CE 26 janvier 2021, n° 437802, SA Accor, Mentionné au recueil Lebon
Une société, mère d’un groupe intégré, fait l’objet d’un rehaussement en matière d’IS, notifié le 3 août 2011 et portant sur les exercices clos en 2008, 2009 et 2010. A la suite de ce rehaussement, la société dépose en septembre 2015, sur le fondement des dispositions de l’art. R.196-3 du LPF, une réclamation contentieuse visant à obtenir, à la suite de la décision Stéria de la CJUE, la neutralisation de la QPFC afférente aux dividendes perçus de ses filiales européennes et une restitution partielle de l’imposition primitive à l’IS acquittée au titre des exercices 2008, 2009 et 2010.
(Ndlr : aux termes de cet article « Dans le cas où un contribuable fait l'objet d'une procédure de reprise ou de rectification de la part de l'administration des impôts, il dispose d'un délai égal à celui de l'administration pour présenter ses propres réclamations ».)
L’administration rejette la réclamation portant sur l’exercice 2008,l’estimant tardive. Selon elle, le délai dont disposait la société pour déposer sa réclamation au titre de 2008 expirait le 31 décembre de la 3ème année suivant celle au cours de laquelle la proposition de rectification a été notifiée, soit le 31 décembre 2014. La société soutient au contraire que le délai dont elle disposait pour déposer sa réclamation courait à compter de la réception, en février 2014, de l’AMR relatif aux rehaussements notifiés, soit jusqu’au 31 décembre 2017.
La CAA annule le jugement du TA qui avait donné raison au contribuable.

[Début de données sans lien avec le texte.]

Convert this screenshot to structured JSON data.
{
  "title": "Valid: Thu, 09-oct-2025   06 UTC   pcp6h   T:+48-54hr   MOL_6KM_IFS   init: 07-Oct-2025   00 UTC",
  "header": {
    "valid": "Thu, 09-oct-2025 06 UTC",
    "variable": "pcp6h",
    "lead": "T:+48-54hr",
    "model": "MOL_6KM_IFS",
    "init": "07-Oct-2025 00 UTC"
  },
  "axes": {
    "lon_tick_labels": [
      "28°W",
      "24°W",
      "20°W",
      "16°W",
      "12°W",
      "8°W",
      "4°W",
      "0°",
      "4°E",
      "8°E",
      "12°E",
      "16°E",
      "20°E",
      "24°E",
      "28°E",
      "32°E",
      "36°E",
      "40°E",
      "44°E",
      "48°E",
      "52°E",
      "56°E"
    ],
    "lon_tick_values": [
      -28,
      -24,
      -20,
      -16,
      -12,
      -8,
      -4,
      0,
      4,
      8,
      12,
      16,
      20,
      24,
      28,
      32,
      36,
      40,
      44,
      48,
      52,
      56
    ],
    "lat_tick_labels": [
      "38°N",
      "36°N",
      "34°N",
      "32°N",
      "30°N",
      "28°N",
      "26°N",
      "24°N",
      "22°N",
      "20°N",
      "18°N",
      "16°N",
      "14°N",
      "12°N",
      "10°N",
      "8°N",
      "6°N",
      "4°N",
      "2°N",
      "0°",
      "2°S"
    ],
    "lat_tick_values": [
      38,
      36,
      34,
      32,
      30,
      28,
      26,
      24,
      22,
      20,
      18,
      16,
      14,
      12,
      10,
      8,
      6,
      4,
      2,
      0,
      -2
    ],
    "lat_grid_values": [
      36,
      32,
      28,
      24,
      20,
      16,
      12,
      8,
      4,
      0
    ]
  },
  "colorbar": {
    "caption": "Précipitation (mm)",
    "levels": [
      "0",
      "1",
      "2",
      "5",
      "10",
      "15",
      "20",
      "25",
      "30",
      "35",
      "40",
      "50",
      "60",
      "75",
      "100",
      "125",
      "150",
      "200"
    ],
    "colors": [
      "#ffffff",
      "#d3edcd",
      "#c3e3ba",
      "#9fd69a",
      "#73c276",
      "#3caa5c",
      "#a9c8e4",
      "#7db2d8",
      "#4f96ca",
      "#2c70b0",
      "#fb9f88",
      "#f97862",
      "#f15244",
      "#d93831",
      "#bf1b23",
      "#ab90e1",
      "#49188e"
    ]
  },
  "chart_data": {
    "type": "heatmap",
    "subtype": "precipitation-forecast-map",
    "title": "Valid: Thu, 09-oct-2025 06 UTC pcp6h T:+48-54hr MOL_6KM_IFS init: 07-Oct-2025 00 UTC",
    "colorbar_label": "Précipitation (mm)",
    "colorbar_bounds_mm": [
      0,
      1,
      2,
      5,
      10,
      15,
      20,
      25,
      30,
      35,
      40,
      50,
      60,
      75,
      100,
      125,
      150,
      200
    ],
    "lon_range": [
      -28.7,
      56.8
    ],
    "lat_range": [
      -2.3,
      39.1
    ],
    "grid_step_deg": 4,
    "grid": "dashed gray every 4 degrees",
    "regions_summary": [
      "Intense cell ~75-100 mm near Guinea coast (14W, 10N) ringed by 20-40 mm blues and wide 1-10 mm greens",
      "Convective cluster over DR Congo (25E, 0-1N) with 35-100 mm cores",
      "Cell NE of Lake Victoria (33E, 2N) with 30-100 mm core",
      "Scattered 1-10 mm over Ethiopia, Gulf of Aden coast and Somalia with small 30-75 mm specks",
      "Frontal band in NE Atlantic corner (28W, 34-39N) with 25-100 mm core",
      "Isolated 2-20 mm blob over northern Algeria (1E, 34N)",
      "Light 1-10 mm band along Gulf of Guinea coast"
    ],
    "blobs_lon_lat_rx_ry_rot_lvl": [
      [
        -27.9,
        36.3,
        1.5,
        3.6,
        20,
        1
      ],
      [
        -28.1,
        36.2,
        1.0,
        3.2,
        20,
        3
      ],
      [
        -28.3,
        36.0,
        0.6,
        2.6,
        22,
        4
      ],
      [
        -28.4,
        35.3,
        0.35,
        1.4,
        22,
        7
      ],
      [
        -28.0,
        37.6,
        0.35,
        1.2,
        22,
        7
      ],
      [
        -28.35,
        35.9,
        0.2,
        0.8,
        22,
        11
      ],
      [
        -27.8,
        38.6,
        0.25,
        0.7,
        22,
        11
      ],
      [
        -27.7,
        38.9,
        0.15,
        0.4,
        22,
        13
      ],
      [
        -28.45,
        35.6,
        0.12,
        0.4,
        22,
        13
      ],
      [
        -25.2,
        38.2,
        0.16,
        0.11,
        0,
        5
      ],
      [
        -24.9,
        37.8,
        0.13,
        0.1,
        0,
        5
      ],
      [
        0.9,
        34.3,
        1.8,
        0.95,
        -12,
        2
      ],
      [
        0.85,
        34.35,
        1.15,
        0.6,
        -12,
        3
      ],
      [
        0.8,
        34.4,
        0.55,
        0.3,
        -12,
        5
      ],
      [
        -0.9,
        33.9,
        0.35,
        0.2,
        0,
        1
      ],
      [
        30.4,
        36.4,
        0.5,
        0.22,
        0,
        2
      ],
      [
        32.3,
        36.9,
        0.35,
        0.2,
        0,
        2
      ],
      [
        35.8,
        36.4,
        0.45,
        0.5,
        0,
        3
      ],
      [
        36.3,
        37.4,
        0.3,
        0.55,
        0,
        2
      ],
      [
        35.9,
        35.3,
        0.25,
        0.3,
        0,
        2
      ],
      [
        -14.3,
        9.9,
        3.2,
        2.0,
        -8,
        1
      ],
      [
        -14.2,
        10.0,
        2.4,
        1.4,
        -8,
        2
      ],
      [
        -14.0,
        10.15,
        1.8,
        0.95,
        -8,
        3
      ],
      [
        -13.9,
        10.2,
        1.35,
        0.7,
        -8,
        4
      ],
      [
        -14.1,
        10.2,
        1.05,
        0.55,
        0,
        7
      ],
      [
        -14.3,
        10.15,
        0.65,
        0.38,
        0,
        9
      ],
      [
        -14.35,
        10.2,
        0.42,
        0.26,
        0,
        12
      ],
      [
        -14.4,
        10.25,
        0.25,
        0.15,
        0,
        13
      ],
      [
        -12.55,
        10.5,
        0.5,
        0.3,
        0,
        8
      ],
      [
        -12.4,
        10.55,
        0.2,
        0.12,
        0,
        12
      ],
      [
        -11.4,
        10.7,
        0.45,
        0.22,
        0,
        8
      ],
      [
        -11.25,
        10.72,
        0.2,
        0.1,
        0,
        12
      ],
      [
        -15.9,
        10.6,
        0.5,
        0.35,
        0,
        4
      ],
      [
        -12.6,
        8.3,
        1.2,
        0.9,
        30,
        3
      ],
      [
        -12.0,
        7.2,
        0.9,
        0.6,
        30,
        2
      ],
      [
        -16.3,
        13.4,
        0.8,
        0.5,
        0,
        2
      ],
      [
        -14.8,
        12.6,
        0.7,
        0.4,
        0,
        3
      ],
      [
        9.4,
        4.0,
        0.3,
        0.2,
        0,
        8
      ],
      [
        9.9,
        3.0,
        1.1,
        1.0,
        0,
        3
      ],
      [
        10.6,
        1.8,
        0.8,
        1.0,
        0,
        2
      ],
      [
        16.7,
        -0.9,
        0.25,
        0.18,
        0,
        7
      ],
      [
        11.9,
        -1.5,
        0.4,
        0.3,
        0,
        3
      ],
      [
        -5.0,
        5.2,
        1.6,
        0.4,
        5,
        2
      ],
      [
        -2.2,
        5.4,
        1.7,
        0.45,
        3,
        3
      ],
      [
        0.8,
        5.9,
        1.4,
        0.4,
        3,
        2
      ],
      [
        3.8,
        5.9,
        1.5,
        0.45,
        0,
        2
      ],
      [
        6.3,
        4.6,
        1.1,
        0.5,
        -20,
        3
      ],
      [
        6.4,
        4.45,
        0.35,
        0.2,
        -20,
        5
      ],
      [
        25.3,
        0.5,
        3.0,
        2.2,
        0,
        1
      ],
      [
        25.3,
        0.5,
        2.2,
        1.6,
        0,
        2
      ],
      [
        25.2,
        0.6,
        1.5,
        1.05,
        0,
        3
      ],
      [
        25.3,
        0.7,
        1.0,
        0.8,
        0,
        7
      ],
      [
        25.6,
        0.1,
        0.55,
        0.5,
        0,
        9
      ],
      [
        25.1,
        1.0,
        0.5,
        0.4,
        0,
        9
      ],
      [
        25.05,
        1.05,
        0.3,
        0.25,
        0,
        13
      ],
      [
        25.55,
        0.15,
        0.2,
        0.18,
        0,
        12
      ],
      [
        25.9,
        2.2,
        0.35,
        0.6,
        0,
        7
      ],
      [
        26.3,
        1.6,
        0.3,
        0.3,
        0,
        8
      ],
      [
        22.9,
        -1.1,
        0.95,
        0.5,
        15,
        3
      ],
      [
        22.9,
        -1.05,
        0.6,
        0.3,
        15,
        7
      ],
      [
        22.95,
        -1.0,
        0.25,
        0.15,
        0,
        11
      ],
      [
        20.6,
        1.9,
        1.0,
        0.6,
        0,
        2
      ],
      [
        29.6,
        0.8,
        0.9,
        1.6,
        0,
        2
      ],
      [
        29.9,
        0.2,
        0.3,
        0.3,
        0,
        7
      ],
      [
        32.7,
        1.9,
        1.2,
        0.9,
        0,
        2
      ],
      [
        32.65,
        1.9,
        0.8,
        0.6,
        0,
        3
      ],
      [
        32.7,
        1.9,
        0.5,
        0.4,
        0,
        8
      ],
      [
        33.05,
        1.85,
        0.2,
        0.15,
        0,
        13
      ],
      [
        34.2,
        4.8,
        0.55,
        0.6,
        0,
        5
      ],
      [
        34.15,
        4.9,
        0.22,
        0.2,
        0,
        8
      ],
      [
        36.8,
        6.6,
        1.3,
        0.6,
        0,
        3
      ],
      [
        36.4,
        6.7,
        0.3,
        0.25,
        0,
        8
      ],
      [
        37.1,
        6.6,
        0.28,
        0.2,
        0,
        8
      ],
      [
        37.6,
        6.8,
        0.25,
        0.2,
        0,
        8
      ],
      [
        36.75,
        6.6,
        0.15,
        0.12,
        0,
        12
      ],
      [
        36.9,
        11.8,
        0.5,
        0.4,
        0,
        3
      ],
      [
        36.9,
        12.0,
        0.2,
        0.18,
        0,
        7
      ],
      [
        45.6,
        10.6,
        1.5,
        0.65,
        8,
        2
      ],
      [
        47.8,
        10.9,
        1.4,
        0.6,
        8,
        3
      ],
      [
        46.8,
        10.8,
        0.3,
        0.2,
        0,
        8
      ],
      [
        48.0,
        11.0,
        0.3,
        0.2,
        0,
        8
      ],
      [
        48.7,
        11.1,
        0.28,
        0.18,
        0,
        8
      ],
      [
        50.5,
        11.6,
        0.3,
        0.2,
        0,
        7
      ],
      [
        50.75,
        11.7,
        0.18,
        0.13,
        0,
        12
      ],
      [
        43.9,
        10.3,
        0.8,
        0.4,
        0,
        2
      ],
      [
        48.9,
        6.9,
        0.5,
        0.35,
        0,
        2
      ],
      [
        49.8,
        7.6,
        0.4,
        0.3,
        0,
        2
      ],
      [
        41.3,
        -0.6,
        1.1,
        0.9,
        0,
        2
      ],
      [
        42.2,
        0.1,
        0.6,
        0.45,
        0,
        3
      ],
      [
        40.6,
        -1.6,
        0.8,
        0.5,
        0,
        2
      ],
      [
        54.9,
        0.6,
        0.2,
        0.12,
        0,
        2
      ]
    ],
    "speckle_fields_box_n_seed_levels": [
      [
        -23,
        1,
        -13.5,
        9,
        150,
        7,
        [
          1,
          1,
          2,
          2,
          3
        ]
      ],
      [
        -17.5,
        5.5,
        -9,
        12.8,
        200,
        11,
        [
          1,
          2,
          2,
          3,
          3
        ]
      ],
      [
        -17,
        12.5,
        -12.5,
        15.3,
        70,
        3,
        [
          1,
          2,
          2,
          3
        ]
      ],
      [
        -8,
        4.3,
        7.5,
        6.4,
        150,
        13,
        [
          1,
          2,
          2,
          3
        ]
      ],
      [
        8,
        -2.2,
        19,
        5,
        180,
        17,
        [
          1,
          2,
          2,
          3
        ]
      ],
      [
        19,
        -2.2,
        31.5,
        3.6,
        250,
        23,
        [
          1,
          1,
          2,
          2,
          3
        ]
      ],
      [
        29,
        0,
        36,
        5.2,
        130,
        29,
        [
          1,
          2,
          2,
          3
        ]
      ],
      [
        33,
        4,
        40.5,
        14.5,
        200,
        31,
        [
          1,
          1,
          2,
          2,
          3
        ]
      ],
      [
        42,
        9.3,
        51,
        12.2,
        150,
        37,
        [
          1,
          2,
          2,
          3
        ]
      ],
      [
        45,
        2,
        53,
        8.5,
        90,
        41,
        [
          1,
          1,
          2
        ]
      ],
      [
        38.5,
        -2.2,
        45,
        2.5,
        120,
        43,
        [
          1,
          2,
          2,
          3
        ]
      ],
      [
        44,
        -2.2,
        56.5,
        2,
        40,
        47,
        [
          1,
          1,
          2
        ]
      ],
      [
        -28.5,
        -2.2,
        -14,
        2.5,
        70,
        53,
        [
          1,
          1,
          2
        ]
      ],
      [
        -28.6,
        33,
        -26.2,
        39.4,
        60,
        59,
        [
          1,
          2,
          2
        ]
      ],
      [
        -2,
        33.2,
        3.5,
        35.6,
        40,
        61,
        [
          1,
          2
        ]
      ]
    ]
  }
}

Le CE confirme la position de la CAA et juge que :
Arrêt : lien
La solution retenue par le Conseil d’Etat est conforme à la doctrine administrative (BOI-CTX-PREA-10-40, n° 20). La question du caractère interruptif de certains actes de procédure vis-à-vis du délai spécial de l’art. R. 196-3 du LPF s’était déjà posée et le Conseil d’Etat avait pu dans le passé se montrer hésitant sur ce sujet (voir CE 14 avril 1986 , n° 45177 et en dernier lieu CE 28 novembre 1986, n° 47147- plénière - cette dernière décision mettant fins aux hésitations et jugeant que le point de départ du délai est bien constitué par la date de réception de la proposition de rectification). Plus récemment, la rédaction maladroite d’une décision de juillet 2017 (CE 12 juillet 2017, n° 400834) avait semé le trouble en énonçant que le contribuable disposait en vertu de l’art. R.196-3 « d’un délai qui courait jusqu’à l’expiration du délai de reprise de l’administration, lequel avait été interrompu par la proposition de rectification puis par la notification de l’avis de mise en recouvrement » pour contester les impositions supplémentaires et primitives. La présente décision clarifie donc la question en jugeant que le délai « égal » dont dispose le contribuable est donc, seulement, un délai égal au délai initial dont dispose l’administration, sans que ce délai puisse être rallongé du fait d’actes interruptifs postérieurs à la proposition de rectification.
Dans ses conclusions sous la présente décision, le rapporteur public Romain Victor souligne que le délai de l’art. R. 196-3 du LPF est un délai de forclusion et non un délai de prescription, et qu’il est donc conforme à la nature de ce premier délai de ne pas être susceptible d’être interrompu par des actes de procédure émanant de l’administration.